Un-silencing their pain, redefining normative femininity and rejecting
heteronormative sexuality were enabled by several factors: The first was the maturity
of their sexual experience. The older the interviewee, the more she testified to selfacceptance
and the ability to avoid painful intercourse. The interviewees noted how
their sexual agency and ability to guide sexual situations increased with age. The
second resource was a strengthening of their internal dialog and self-acceptance, which
enabled them to clarify their desires and preferences in both sex and their relationships.
A third resource was the development of sexual negotiating skills, and the un-silencing
of their pain.
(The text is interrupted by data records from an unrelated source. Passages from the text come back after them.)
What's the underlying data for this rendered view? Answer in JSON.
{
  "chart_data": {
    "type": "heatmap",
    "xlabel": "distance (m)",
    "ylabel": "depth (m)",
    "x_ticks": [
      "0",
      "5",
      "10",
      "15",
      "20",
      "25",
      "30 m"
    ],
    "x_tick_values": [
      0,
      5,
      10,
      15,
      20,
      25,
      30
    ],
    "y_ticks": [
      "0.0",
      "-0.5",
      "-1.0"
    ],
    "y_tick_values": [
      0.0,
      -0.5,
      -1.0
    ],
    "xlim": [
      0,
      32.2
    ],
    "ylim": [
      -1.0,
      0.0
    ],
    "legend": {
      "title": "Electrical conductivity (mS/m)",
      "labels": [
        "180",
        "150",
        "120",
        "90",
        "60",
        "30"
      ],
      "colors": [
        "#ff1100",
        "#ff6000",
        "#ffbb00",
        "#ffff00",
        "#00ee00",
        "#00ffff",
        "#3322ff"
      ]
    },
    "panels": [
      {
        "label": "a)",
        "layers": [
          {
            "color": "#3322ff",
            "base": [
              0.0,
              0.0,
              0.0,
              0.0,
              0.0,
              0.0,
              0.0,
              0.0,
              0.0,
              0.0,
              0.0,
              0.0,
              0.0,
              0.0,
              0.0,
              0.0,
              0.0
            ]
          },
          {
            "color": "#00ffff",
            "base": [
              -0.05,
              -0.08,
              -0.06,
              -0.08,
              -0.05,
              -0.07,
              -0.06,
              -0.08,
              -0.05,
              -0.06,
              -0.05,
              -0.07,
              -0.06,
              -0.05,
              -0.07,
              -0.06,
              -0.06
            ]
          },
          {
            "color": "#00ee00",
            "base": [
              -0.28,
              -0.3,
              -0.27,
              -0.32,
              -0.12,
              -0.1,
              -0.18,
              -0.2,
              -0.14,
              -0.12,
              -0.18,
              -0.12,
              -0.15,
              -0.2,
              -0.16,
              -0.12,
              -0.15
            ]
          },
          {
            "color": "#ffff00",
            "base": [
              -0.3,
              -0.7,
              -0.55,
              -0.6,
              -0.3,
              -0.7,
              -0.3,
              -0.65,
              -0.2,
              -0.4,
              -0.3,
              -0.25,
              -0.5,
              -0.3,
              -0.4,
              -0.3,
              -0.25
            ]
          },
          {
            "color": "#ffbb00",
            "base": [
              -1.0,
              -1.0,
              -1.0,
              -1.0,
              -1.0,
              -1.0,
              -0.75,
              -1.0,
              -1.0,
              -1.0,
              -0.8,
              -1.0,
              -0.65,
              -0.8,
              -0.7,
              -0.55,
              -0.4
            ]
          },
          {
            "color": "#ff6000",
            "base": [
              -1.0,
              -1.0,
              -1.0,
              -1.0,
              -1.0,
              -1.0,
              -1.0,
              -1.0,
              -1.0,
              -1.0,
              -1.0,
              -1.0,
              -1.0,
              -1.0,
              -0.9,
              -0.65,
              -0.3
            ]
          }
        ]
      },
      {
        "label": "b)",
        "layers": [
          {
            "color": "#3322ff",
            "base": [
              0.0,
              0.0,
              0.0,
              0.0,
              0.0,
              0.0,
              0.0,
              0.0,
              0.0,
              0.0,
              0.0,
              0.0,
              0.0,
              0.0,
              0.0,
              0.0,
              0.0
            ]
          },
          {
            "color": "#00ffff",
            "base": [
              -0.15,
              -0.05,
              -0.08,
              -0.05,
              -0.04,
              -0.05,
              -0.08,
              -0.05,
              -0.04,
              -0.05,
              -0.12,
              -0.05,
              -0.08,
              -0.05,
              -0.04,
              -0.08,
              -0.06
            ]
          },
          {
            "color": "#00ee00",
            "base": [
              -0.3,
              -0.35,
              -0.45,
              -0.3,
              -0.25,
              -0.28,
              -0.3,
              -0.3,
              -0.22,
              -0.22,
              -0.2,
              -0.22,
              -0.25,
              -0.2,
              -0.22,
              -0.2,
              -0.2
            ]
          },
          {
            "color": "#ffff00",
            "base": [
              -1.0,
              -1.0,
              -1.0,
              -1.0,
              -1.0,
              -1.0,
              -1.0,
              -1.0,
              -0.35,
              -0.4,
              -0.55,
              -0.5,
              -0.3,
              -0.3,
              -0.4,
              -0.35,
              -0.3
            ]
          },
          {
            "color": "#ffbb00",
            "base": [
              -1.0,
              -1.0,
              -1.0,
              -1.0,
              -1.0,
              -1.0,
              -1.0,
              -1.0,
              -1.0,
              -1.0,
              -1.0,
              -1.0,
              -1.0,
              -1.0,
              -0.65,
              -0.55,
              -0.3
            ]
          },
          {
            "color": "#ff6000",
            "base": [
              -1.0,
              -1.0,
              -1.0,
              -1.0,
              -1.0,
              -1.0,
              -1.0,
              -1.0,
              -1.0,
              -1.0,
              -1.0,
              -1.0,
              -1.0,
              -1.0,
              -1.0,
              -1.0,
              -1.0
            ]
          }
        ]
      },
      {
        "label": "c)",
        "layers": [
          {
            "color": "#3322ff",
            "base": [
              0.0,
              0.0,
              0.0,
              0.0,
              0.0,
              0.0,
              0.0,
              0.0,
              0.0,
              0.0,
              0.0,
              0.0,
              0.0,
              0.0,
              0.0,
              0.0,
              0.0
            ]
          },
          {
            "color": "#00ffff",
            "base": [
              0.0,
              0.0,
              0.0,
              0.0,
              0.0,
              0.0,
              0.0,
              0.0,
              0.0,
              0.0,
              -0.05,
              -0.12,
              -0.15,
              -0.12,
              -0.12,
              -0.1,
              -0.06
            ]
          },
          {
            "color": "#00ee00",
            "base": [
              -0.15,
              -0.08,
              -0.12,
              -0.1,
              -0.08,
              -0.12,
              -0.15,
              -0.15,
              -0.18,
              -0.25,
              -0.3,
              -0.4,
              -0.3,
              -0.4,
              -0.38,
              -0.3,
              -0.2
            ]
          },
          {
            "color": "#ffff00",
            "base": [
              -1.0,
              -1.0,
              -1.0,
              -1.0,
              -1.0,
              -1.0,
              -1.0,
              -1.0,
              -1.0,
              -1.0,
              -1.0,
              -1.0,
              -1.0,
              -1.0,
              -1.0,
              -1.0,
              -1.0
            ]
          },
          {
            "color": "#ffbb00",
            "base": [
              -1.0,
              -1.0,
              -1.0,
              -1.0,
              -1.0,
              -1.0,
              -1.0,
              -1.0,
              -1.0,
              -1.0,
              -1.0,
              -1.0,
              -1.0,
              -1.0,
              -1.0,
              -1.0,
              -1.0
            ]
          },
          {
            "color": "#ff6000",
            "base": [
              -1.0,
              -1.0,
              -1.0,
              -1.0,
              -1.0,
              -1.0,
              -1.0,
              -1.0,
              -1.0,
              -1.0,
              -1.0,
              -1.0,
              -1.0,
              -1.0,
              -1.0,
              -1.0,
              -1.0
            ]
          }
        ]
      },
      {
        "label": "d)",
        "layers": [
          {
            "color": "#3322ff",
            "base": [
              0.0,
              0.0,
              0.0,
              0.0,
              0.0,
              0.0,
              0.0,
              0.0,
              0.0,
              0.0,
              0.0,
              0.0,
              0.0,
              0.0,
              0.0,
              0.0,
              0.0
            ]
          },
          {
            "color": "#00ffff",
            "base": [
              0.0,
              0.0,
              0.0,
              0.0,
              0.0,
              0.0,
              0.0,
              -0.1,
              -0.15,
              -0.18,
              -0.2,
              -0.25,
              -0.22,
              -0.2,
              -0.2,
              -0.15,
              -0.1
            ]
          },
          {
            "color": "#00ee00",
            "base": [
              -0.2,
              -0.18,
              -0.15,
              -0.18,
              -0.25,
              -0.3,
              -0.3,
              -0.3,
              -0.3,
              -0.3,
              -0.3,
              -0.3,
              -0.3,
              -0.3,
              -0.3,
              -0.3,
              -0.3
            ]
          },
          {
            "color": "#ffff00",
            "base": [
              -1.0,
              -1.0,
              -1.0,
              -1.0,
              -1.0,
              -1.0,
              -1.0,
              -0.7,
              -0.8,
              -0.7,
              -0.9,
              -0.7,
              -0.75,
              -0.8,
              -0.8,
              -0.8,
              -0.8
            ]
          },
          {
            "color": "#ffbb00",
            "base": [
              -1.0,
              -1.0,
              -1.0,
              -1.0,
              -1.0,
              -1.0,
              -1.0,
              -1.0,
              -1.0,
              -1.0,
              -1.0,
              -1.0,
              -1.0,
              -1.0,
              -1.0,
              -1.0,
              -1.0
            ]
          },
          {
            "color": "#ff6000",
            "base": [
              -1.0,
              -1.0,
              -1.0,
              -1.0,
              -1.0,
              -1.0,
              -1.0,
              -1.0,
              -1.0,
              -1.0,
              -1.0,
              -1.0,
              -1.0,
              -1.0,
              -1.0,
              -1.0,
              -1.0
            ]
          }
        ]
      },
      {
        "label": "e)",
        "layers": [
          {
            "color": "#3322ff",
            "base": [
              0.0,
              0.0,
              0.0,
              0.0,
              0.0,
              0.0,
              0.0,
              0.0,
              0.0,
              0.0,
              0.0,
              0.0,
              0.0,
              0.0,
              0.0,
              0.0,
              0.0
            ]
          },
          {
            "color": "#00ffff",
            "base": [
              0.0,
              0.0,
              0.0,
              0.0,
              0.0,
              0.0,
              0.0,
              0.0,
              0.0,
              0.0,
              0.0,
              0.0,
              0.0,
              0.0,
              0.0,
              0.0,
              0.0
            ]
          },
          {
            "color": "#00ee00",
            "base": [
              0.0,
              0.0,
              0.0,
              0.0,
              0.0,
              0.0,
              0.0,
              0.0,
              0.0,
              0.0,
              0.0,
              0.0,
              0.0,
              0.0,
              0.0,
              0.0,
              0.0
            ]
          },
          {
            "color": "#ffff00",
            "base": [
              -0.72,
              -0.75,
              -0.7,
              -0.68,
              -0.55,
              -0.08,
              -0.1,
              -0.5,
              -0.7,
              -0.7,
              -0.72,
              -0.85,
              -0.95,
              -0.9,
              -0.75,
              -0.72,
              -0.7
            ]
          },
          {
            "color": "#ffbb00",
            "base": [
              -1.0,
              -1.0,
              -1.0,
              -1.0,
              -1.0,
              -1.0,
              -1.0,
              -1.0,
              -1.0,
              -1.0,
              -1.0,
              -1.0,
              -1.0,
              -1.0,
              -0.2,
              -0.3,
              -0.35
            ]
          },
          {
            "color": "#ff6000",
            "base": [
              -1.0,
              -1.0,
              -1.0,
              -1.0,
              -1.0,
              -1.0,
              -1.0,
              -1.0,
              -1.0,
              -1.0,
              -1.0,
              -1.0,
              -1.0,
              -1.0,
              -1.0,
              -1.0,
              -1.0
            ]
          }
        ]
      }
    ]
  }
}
The dialog with their partners enabled them to seek alternative sexual
practices. Still another resource was the use of feminism and exposure to feminist
content, that enabled them to legitimize the discussion of pain and the possibility of
alternative modes of sexuality. The last resource was the choice of a “considerate and
sensitive man” for whom intercourse was not the focus, and who did not define his
relationships or masculinity in those terms.

Conclusion
The question I wished to investigate in this study was whether there were
conditions under which heterosexual women who suffer from Vistibulitis were able to
maintain sexual relations without intercourse, to un-silence their pain, and to avoid
painful penetration. My findings showed that a number of resources were used to
empower the interviewees to un-silence their pain and avoid painful intercourse in
different stages of their lives and relationships. An analysis of the results showed that
it is difficult to maintain these relationships over time. The study was conducted
through the strategy of breaking the silence: Which conditions enable sex without
intercourse, and which resources are available to the interviewees to un-silence their
pain and protect themselves against it? Breaking the silence provided them with access
to these resources.

The first and most important resource was the interviewees’ perception of their
partner’s masculine identity. The choice of a “considerate and sensitive man” was
seen as key to pain-free sexual relations that did not include intercourse.
A second resource was casual sexual encounters. In casual sex, the interviewee
associated her ability to enjoy sex without intercourse with the fact that she was not
emotionally involved or responsible for maintaining the relationship. The age of the
interviewees and their sexual experience are additional resources for sex without
intercourse. Women who were “sexual novices” tended to hide their pain from their
partner.

Sexual negotiations are also important. The interviewees in the study came
from an upper middle class, educated, urban, mostly Ashkenazi background. As such,
their feeling of entitlement to sexual pleasure, sexual autonomy, and the right to live
without pain, were key. As women of privileged social standing, their ability to
perform sexual negotiation was especially high. Even so, access to resources for
managing sexual negotiations was not always available, especially at the beginning of
their sexual activity.
The exposure to feminist critical content of sexual heterosexuality, and their
participation in feminist courses at the university, helped them to conduct internal and
external negotiations, and strengthened their sexual assertiveness vis-a-vis their
partners.

This is the first study in Israel to examine the experiences of women with
Vestibulitis from the point of view of the women themselves, outside of the health
professions. Its contribution to research in Israel stems from the fact that Israeli
society is pro-natalist, and female heteronormative identity is central to the feeling of
self-worth and collective belonging. Alongside this discourse, other discourses of
gender equality and women’s liberation are available to upper middle class, educated,
secular women. The intersection between these two discourses enables an in-depth
analysis of the institution of heterosexuality in the Israeli context, which is especially
powerful in light of the emphasis on marriage and parenthood.